Prolégomènes* au libéralisme politique - Par Patrick Aulnas

Ne jamais s’enthousiasmer pour un politicien, voter pour désigner les gouvernants en ayant conscience de refuser ainsi d’être un tyran.

L’émotivité des militants est un des grands paradoxes de la démocratie. Ils s’enthousiasment en cas de victoire d’un de leurs leaders, ils sont abattus en cas de défaite. Bras levés au ciel, trépignements, rires, cris, mais aussi mimiques de désenchantement et même pleurs s’emparent facilement des exaltés de la politique. On répliquera que le pouvoir est, avec l’argent et l’amour, une des grandes passions humaines et qu’il suscite donc des émotions fortes. La raison n’a plus sa place lorsque la passion s’empare des âmes et des cœurs. Certes, mais la démocratie suppose le primat de la raison.


Pas d’enthousiasme pour les dirigeants

Je n’ai jamais pu m’enthousiasmer pour un politicien, aussi brillant soit-il. La raison en est simple : il propose de gouverner, c’est-à-dire d’exercer un pouvoir auquel je n’échapperai pas. Pourquoi donc irai-je applaudir quelqu’un qui veut me diriger ? J’ai bien conscience de la nécessité du pouvoir dans toute société humaine. Dans les États-nations contemporains, une organisation complexe et très hiérarchisée est indispensable.

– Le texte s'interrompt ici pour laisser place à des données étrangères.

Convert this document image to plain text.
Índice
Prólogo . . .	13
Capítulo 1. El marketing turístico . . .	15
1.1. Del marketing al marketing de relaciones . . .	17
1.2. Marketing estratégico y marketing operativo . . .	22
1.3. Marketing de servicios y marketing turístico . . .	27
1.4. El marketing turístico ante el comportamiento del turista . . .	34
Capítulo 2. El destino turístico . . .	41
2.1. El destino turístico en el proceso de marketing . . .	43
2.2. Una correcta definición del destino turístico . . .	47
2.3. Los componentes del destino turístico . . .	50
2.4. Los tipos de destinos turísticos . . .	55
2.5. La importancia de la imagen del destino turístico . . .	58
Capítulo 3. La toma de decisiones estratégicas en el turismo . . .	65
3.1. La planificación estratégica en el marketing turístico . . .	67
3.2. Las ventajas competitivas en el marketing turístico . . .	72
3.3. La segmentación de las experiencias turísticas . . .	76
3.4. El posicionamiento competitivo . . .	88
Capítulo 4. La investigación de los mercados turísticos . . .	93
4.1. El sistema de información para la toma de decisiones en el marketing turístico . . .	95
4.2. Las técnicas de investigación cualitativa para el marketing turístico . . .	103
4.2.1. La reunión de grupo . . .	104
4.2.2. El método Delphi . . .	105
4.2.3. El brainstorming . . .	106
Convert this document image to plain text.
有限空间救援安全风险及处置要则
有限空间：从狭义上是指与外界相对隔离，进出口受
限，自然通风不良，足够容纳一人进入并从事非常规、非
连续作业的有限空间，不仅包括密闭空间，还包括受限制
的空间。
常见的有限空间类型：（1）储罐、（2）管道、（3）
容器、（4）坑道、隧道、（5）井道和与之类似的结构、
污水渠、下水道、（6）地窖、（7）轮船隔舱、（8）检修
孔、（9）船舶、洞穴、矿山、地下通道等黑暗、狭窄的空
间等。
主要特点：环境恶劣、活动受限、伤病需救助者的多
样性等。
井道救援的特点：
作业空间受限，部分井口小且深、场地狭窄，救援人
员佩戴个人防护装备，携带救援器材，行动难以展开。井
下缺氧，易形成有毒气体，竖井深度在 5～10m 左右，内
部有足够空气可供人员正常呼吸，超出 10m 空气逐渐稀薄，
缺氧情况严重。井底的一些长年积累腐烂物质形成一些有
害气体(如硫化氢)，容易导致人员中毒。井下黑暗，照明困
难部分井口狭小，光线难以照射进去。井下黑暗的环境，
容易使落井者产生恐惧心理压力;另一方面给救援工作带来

Mais c’est un mal nécessaire, une fatalité qui s’est abattue sur l’espèce humaine au cours de son histoire. Ses progrès cognitifs l’ont conduite à des structures sociales complexes et, par suite, à un pouvoir politique ultrapuissant, même dans les démocraties. Le pouvoir est toujours à la recherche de sa propre puissance, écrivait Bertrand de Jouvenel. La démocratie limite grandement son arbitraire mais n’entrave pas sa puissance.

Il s’agit donc, de toute évidence, de limiter le pouvoir ; et la première condition pour y parvenir suppose que les citoyens n’adulent pas leurs dirigeants et encore moins ceux qui prétendent les remplacer. Il faut se défier des politiciens tout en ayant conscience de leur nécessité. Les respecter lorsqu’ils sont respectables, les sanctionner sans ménagement lorsqu’ils ne le sont pas, politiquement ou juridiquement. Mais il ne faut jamais sombrer dans la ferveur politicienne, instrument de conquête du pouvoir.